Foi o comando da FAB quem escolheu o Boeing americano, o Saab sueco e a Dassoult francesas como finalistas do processo de estudo iniciado há mais de um ano para substituir os velhos caças em uso, os Mirage franceses. A Comissão Gerencial do Projeto FX2, seu título, deve estar próximo de finalizar seu relatório de avaliação técnica, conforme o idioma oficial. O Alto Comando da FAB revisa e encaminha ao Ministro da Defesa que, pelo que sei da burocracia, leva ao presidente, que dá a decisão final.

“Nós faremos a análise técnica. O governo irá analisar a parte política e estratégia”’, escreveu o brigadeiro Juniti Saito, comandante da Aeronáutica, que chegou a pedir demissão por se sentir insatisfeito com coisas do Palácio, mas foi convencido a continuar na função. Sabe-se que é difícil resistir a Lula. O relatório que li confirma que o governo Francês já ofereceu o “Rafale”, um dos caças em análise, a preços competitivos, comparáveis aos pagos à Dassault pela força aérea francesa. Americanos e suecos também teriam feito propostas sedutoras.

O brigadeiro Dirceu Novo, presidente da Comissao Gerencial do Projeto, lembra, por exemplo, da transferência de tecnologia. O Brasil manteria o domínio da escolha do sistema de armas. A participação da indústria nacional é obrigatória. Não me aprofundo nos detalhes técnicos pois sua compreensão é inacessível a gente como nós.

Mas, gente, a FAB vem aperfeiçoando sua metodologia de negociar desde 1980, quando o Brasil participou do projeto AMX, italiano.
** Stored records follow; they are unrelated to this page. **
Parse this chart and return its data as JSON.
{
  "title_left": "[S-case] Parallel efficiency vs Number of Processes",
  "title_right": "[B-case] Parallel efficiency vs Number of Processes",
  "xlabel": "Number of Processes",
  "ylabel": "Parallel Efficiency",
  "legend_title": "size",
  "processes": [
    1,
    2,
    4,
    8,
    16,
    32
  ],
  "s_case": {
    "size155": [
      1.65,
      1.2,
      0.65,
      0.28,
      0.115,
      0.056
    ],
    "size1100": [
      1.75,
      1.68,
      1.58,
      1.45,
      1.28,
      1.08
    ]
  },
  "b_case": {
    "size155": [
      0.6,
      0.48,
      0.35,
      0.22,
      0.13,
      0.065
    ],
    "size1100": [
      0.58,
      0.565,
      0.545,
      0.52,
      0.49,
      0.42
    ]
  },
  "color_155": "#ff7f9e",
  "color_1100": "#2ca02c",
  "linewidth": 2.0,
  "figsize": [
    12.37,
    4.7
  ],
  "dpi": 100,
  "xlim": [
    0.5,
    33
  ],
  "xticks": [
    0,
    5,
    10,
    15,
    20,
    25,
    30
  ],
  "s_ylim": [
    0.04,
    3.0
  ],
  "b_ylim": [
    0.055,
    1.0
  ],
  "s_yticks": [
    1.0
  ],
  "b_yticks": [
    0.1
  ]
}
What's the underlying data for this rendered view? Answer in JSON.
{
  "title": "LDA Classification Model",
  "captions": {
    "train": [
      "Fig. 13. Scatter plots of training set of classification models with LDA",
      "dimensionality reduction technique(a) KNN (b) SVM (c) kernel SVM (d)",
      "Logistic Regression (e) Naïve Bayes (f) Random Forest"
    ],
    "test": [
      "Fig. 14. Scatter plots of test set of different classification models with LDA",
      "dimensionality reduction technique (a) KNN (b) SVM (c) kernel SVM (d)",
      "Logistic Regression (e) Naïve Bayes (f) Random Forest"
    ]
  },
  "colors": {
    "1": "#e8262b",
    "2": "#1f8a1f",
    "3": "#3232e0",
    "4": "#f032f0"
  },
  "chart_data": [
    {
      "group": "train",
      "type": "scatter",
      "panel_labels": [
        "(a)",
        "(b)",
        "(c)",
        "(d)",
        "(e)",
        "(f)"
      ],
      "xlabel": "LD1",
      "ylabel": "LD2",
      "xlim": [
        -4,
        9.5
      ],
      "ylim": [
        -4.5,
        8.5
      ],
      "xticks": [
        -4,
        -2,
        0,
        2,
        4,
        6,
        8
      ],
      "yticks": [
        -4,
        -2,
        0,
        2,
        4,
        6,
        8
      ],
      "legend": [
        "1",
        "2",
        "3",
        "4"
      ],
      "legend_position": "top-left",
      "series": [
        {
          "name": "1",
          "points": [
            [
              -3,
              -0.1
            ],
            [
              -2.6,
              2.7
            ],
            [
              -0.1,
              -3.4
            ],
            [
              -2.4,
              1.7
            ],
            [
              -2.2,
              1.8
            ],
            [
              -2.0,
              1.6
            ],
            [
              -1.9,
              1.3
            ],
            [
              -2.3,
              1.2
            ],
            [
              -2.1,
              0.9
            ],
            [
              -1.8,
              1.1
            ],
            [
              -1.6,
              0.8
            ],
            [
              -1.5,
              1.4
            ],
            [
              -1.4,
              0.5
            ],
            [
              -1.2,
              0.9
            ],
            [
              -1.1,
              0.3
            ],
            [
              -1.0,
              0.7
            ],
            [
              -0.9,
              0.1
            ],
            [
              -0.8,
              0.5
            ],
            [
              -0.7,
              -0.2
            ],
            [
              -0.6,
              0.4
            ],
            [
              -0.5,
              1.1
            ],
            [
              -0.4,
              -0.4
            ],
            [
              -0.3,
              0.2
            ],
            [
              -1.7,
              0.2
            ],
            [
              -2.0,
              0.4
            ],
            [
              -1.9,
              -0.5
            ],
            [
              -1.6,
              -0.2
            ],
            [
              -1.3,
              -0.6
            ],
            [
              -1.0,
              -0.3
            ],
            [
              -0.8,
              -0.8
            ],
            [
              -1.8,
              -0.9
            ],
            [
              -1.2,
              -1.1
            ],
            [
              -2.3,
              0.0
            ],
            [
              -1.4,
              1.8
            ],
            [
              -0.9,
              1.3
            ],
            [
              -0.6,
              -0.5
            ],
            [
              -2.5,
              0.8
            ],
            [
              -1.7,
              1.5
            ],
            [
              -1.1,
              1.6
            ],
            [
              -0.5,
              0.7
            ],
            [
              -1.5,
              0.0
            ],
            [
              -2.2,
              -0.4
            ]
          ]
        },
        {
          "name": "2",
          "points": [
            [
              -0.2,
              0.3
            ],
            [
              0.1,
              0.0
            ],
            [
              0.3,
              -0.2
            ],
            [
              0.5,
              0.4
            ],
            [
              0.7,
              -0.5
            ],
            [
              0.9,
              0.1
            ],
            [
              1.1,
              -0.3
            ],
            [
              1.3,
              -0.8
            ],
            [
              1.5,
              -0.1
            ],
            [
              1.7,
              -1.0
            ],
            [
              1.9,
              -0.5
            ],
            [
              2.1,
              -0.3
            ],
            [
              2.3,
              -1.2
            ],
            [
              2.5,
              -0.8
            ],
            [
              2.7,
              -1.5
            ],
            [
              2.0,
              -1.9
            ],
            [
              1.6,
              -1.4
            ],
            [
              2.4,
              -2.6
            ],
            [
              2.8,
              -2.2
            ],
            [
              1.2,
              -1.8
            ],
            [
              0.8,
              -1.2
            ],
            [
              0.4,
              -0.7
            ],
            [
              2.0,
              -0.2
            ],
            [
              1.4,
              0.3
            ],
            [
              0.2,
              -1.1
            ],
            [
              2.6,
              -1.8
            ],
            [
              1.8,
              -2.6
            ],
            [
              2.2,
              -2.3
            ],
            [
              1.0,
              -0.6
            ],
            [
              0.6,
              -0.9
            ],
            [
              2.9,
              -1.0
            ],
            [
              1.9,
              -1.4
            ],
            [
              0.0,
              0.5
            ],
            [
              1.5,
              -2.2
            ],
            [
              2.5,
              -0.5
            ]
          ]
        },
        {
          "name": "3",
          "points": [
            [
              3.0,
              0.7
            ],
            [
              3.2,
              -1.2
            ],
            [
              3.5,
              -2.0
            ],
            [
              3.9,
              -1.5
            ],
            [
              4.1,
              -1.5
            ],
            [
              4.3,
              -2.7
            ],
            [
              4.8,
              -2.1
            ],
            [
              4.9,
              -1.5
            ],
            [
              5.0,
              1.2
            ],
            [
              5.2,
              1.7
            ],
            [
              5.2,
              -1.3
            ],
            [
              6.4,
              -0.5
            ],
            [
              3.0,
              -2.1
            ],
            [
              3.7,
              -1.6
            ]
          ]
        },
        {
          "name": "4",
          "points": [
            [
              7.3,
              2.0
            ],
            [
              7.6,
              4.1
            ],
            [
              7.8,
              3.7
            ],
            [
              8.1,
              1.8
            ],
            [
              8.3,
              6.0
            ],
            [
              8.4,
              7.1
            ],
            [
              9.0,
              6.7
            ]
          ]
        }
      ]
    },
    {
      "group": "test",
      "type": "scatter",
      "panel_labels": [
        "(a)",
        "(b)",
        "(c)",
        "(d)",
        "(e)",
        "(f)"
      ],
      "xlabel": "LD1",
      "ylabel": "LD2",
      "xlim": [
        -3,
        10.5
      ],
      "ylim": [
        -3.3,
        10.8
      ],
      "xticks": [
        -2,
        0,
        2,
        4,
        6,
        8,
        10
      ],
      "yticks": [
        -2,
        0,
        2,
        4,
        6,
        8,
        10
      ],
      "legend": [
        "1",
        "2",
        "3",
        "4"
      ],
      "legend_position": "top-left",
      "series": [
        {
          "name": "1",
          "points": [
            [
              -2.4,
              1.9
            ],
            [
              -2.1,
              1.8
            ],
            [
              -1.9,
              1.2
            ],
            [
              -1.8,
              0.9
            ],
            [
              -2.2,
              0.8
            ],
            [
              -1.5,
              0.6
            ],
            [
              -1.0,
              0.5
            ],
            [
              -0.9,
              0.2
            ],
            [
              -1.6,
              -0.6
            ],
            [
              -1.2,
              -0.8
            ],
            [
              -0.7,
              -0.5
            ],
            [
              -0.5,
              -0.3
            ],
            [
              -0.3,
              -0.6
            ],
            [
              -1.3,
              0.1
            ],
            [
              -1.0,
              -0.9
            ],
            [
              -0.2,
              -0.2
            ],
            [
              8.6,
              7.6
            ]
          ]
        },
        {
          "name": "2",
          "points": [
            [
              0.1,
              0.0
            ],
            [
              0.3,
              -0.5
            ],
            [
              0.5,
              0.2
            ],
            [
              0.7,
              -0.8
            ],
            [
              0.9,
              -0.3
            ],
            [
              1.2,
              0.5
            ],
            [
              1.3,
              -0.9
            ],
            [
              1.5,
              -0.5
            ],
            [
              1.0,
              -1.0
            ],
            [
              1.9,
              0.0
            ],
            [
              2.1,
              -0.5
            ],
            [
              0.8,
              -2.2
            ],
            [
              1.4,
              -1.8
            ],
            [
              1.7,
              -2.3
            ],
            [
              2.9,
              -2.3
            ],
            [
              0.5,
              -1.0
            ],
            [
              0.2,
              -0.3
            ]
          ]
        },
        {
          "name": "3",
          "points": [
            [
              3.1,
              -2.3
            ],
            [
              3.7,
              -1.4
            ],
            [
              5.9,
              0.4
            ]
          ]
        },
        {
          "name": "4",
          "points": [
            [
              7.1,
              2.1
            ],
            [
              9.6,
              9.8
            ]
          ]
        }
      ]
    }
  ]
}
Os caças produzidos em colaboração com a Itália foram testados na guerra de Kosovo. São os jatos 145 e 190 da Embraer em operação. O domínio de armas significa que o Brasil pode utilizar armamento de sua escolha ou desenvolvimento. De passagem, aviões civis da Embraer, de conceito firmado, servem a dezenas de linhas aéreas internas de inúmeros países. É só o governo confiar e os técnicos brasileiros corresponderem.

Imagine 26 mil documentos, uma pequena montanha. O que foi produzido no trabalho realizado pela FAB, é que os aviões a serem comprados devem ser compatíveis com a defesa das fronteiras terrestres e marítimas no futuro próximo de um país que tem muito a proteger. O estudo e relatório devem ser concluídos no próximo mês. E, lógico, que conterá uma abertura, uma síntese compreensível aos leigos com todos os elementos para apoiar e facilitar a decisão política do presidente.

O modelo escolhido substituirá gradualmente os caças em uso, será um investimento para os próximos 30 anos. Para muitos mandatos presidenciais.

A decisão que precisa ser adotada com um pensamento estratégico e considerando o Brasil futuro. É uma enorme responsabilidade que marcará o futuro do país e o atual governo.

No documento ao qual tive acesso, o processo de desativação, de encostar os velhos aviões, já devia ter começado. Não tive meios para confirmar a informação. Mas a questão toda já criou muito problema a partir do se circula - que a fábrica francesa será salva da falência se a escolha for pelo avião de Paris. A frota a ser adquirida será de caças de múltiplos empregos e deve começar a operar em 2015 por 30 anos. Ao ler e estudar o documento da Aeronáutica comprava-se com extremo rigor no processo de seleção. O primeiro lote do caça escolhido, não indicado no documento, deve ser entregue a partir de 2014.

A Comissão do Projeto já realizou completa análise mantendo o foco nos aspectos comerciais, técnicos operacionais, logísticos e industriais e transferência de tecnologia. Já foram realizadas visitas técnicas e vôos de avaliação. A Comissão já recebeu ofertas revisadas para tornarem mais atraentes os aparelhos oferecidos, A Aeronáutica fez questão da transparência do processo de seleção. Está tudo no internet. A Comissão recebeu novas propostas as quais está avaliando. É negócio no valor de muitos bilhões. Lula teria avisado que tomaria a decisão antes do fim do mês.